Mickaël BOICHOT is currently a PhD student at CEA, supervised by Adrien Roussel and Elisabeth Brunet (Télécom SudParis). His thesis director is Patrick Carribault, HDR Engineer Researcher at CEA.
Mickaël’s thesis topic is the following: “Characterization of parallel applications for porting to multi-GPU systems”. The goal of this thesis is to define if an application can be ported on GPU. The work of porting on GPU is a long and tedious step, it is thus necessary to be able to evaluate if this one will bring beneficial results for the application or not.
SIAM CSE 2023 - SIAM Conference on Computational Science and Engineering, 2023
abstract
Abstract
Heterogeneous supercomputers with GPUs are one of the best candidates to build Exascale machines. However, porting scientific applications with millions of lines of code lines is challenging. Data transfers/locality and exposing enough parallelism determine the maximum achievable performance on such systems. Thus porting efforts impose developers to rewrite parts of the application which is tedious and time-consuming and does not guarantee performances in all the cases.

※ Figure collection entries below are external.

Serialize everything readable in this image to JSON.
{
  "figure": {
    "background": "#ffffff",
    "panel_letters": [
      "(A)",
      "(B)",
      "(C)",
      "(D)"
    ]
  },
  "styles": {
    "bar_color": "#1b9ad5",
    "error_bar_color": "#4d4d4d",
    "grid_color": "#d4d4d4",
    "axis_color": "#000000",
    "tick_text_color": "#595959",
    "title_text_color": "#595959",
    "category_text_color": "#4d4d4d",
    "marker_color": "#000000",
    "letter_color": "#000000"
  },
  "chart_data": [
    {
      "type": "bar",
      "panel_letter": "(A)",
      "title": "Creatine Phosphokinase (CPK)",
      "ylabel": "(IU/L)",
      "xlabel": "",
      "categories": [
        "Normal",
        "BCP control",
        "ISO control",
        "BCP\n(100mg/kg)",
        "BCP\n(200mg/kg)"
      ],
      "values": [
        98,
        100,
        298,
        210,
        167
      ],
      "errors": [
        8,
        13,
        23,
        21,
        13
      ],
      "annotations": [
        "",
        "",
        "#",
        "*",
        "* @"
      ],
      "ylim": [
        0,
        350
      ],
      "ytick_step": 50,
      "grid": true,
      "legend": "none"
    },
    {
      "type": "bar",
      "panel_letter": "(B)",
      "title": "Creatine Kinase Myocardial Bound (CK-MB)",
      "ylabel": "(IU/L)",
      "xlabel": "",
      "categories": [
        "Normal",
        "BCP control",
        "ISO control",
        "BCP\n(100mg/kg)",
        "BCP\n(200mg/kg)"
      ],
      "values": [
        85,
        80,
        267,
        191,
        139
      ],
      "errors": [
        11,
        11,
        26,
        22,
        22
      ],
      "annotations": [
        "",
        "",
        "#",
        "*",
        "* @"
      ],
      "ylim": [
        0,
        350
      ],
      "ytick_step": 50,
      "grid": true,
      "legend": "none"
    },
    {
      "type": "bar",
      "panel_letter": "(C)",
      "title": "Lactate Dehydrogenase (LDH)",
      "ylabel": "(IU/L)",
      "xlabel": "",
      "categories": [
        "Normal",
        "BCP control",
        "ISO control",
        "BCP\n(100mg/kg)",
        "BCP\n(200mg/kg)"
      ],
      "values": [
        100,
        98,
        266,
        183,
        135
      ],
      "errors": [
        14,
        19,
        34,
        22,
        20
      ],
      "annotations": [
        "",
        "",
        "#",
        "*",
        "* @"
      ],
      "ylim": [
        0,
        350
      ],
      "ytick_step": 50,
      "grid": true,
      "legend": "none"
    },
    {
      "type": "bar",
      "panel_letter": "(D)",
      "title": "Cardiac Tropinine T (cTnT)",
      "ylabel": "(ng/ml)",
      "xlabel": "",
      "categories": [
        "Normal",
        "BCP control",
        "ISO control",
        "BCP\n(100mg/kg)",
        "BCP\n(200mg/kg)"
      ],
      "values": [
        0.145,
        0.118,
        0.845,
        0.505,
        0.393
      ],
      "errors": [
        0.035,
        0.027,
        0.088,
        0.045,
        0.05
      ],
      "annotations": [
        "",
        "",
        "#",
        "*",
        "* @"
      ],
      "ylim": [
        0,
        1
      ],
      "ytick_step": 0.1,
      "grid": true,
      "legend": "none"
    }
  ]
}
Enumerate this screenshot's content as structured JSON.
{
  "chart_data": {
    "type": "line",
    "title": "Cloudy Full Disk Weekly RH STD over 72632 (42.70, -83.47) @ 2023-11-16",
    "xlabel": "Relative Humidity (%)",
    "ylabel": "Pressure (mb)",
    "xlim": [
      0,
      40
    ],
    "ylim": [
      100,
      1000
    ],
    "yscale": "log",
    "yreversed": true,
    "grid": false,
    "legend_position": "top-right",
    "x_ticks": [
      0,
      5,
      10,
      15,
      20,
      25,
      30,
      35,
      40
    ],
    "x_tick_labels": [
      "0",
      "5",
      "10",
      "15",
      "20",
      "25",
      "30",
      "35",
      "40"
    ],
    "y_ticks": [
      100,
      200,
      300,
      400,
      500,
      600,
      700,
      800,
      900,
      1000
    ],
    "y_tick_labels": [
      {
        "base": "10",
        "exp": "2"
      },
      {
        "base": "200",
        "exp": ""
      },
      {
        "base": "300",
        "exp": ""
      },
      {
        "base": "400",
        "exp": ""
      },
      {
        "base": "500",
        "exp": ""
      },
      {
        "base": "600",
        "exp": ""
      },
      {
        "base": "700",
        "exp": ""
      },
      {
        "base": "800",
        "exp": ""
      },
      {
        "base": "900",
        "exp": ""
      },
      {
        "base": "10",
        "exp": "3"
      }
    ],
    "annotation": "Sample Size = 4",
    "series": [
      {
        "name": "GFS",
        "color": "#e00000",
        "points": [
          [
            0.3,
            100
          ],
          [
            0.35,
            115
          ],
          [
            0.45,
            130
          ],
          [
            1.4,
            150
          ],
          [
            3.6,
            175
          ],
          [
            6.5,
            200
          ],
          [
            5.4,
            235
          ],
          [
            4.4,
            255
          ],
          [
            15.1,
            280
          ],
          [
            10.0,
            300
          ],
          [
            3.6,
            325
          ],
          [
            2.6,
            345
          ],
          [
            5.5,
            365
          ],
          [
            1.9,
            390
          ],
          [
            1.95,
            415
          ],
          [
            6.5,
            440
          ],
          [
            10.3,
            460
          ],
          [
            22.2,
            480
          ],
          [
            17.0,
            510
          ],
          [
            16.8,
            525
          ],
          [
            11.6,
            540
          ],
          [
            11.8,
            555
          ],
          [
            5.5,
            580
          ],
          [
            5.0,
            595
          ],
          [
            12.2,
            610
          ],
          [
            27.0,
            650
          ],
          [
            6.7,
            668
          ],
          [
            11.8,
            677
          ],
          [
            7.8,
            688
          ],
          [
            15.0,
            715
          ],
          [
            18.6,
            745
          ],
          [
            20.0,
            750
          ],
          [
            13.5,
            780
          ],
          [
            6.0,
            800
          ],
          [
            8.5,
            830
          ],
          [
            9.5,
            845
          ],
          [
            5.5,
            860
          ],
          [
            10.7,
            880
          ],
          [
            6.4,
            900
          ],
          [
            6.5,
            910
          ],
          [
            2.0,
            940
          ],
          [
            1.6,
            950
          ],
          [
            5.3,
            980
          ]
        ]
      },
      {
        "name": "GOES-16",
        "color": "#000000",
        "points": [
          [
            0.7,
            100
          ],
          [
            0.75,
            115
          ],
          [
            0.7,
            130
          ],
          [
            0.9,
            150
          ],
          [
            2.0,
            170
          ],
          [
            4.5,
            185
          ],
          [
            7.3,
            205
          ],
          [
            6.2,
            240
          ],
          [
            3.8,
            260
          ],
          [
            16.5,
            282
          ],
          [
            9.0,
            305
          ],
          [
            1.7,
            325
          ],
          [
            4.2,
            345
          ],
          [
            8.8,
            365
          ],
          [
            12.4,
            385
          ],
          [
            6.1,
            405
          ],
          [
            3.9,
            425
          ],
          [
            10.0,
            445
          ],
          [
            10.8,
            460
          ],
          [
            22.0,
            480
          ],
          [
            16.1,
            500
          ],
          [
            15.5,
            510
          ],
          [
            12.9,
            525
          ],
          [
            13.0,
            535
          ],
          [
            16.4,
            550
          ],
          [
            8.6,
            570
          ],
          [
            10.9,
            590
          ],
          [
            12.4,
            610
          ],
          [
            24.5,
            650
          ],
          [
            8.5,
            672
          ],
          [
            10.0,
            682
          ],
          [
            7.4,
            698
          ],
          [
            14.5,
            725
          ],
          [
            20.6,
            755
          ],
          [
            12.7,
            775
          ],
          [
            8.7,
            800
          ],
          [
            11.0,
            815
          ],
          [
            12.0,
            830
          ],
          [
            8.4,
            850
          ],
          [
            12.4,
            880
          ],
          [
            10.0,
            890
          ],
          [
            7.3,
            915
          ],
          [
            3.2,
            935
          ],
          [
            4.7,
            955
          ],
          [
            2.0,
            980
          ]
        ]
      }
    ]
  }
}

Being able to detect which parts can be expected to deliver performance gains on GPUs is therefore a major asset for developers. Moreover, task parallel programming model is a promising alternative to expose enough parallelism while allowing asynchronous execution between CPU and GPU. OpenMP 4.5 introduces the « target » directive to offload computation on GPU in a portable way. Target constructions are considered as explicit OpenMP task in the same way as for CPU but executed on GPU. In this work, we propose a methodology to detect the most profitable loops of an application that can be ported on GPU. While we have applied the detection part on several mini applications (LULESH, miniFE, XSBench and Quicksilver), we experimented the full methodology on LULESH through MPI+OpenMP task programming model with target directives. It relies on runtime modifications to enable overlapping of data transfers and kernel execution through tasks. This work has been integrated into the MPC framework, and has been validated on distributed heterogeneous system.